The Forensic Sciences (21071)
Year: 2nd
Term: 3rd
Number of ECTS credits: 6
Student hours: 150
Syllabus
The forensic sciences are useful for criminologists from two main perspectives, which are precisely what this course aims to examine:
a) External. A better understanding of the working and development of the criminal justice system involves having basic notions of the role of the forensic sciences, which is to say, of the application of science and technology to police and legal investigation, especially with regard to evidence. This means acquiring some knowledge of the scientific aspect of the forensic sciences: their nature, methods and most conspicuous manifestations, and also of the legal framework which conditions their practice and the validity of their findings.

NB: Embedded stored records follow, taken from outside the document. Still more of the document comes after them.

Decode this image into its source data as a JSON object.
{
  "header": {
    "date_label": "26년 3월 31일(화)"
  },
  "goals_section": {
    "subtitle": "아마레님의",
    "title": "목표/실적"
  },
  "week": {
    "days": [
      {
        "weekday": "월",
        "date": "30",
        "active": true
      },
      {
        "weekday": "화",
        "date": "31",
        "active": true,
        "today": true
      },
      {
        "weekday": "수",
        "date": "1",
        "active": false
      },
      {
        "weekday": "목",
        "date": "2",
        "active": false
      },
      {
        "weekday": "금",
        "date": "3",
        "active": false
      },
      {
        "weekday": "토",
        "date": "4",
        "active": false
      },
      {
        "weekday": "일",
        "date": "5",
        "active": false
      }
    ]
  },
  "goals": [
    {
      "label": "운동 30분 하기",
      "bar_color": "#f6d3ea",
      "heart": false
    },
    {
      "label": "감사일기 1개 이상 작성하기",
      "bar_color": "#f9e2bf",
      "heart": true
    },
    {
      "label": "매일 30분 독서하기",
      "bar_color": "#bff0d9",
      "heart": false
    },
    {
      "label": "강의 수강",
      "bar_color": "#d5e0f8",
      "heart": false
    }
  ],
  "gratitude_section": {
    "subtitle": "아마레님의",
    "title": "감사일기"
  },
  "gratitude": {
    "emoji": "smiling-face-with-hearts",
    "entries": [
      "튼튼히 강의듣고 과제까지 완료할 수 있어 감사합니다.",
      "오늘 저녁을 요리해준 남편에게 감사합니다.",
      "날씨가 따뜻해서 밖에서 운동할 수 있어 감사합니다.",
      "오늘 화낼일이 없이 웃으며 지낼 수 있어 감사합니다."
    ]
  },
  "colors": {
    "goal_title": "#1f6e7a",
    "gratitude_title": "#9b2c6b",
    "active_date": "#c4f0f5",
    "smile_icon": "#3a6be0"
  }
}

b) Internal. When criminological knowledge is applied to specific cases to enlighten illustrate and advise legal experts in their decision-making, criminology becomes a forensic science, forensic criminology. In effect, criminology can be helpful in police work (in criminal profiling, for example), during trials (via expert criminological reports) and while the sentence is being served. The aim here is not to acquire knowledge to be applied to specific cases (this is dealt with on other Criminology degree courses) but to learn about the legal framework within which the practical application of criminology is necessarily carried out and how to fulfil the formal and material requirements that this involves.
- Contents section 1: Introduction
- Introduction: the forensic sciences, criminal investigation, and forensic criminology.
- Fundamental characteristics of the investigation of crime and criminal proceedings.
- Institutional organisation of investigation and forensic evidence.
- Contents section 2. Legal aspects of investigation and forensic evidence
- Evidence in criminal proceedings. Expert reports and evidence.
- Legal regime and constitutional limits to investigation and forensic evidence.
- Ethical-legal challenges in the sciences and forensic investigation.
- Scientific knowledge's problems of access to criminal proceedings.
- Contents section 3. Forensic Criminology
- Applying criminological knowledge to specific cases.
- Criminological experts. Other reports in criminal proceedings.
- Criminological reports while the sentence is being served, in juvenile criminal law and other sectors.
- Structure of criminological reports: subject, object and ends. Producing criminological reports.
- Criminology's contribution to criminal investigation: criminal profiling.
- Contents section 4. The forensic sciences
1. Science as a tool in criminal investigation and criminal proceedings: the forensic sciences.
2. The nature and method of the sciences and forensic investigation.
- Contents section 5. Forensic medicine, psychiatry and psychology
- Legal and forensic medicine
- Forensic psychiatry
- Forensic psychology
- Contents section 6. Other forensic sciences
- Forensic biology.
- Forensic chemistry: drugs and toxicology and other related areas.
- Other areas of the forensic sciences and criminal investigation: fingerprinting, computing, linguistics, graphology, etc.
- New frontiers: neurosciences and other contributions from behavioural biology.